Seguramente, muitos corredores têm as suas dúvidas sobre o desenvolvimento da força, mas já há muita informação disponível sobre essa questão.

Todos os corredores devem ter consciência de que o fator que limita o seu rendimento será sempre o músculo. Um corredor em forma e que siga um bom plano vê muitas vezes o seu rendimento cair numa corrida devido à fadiga muscular progressiva, sem que o sistema cardiorrespiratório tenha chegado ao sue potencial máximo.

O seu organismo poderia continuar a fornecer energia, mas quando o músculo atinge o seu limite, sobretudo pelo trabalho excêntrico, o abandono da atividade é inevitável.

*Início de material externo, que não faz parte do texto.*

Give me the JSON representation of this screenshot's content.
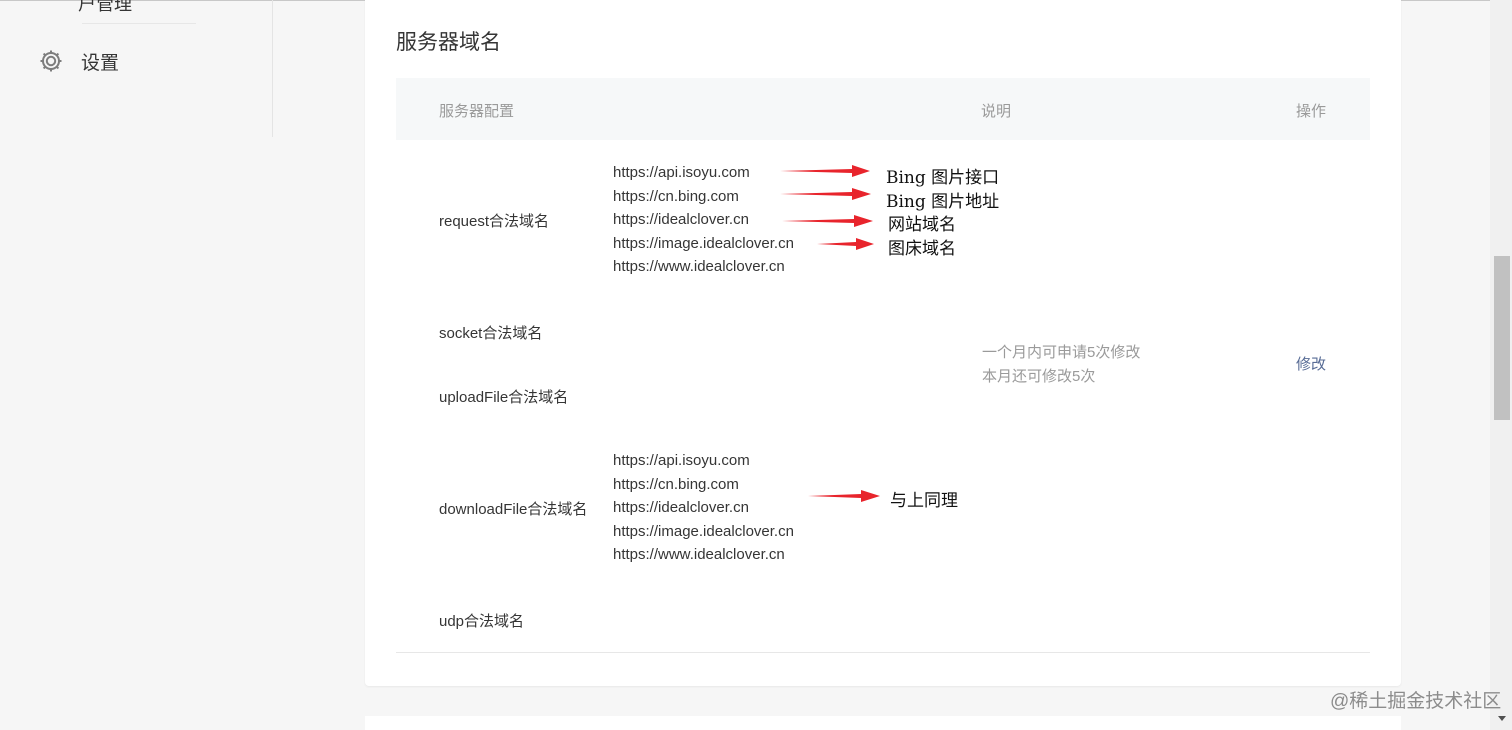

Um condicionamento muscular adequado resultará numa maior resistência à fadiga muscular e uma melhor eficiência mecânica, melhorando não só o rendimento como também evitando alterações e desequilíbrios que poderiam terminar em lesões.

Conseguidas as adaptações a nível metabólico baseadas em alcançar um sistema de aporte energia eficiente e de adaptações do sistema cardiorrespiratório, chega a vez das adaptações mecânicas, necessárias para conseguir uma maior capacidade de resistência dos diferentes tecidos para suportar as cargas a que serão submetidos sem se danificarem.

Quando o corredor popular se encontra neste nível de maior exigência, o resultado é que apenas se consegue um ligeiro aumento dos fatores metabólicos mas, e este ponto é importante, um aumento considerável do risco articular sem uma melhoria dos fatores mecânicos.

O resultado é bastante evidente quando observamos a realidade destes corredores: corredores com um nível de rendimento aceitável, mas com alterações mecânicas como a fascite plantar, a perisotite, dor lombar, tendinite rotuliana, etc.

Uma planificação onde se incluam exercícios de força com movimentos gerais que tenham o objetivo de melhorar a resistência à fadiga muscular e implicar os estabilizadores irá repercutir-se positivamente no rendimento, conseguindo aumentar o nível de forma, mas também evitando alterações e desequilíbrios musculares.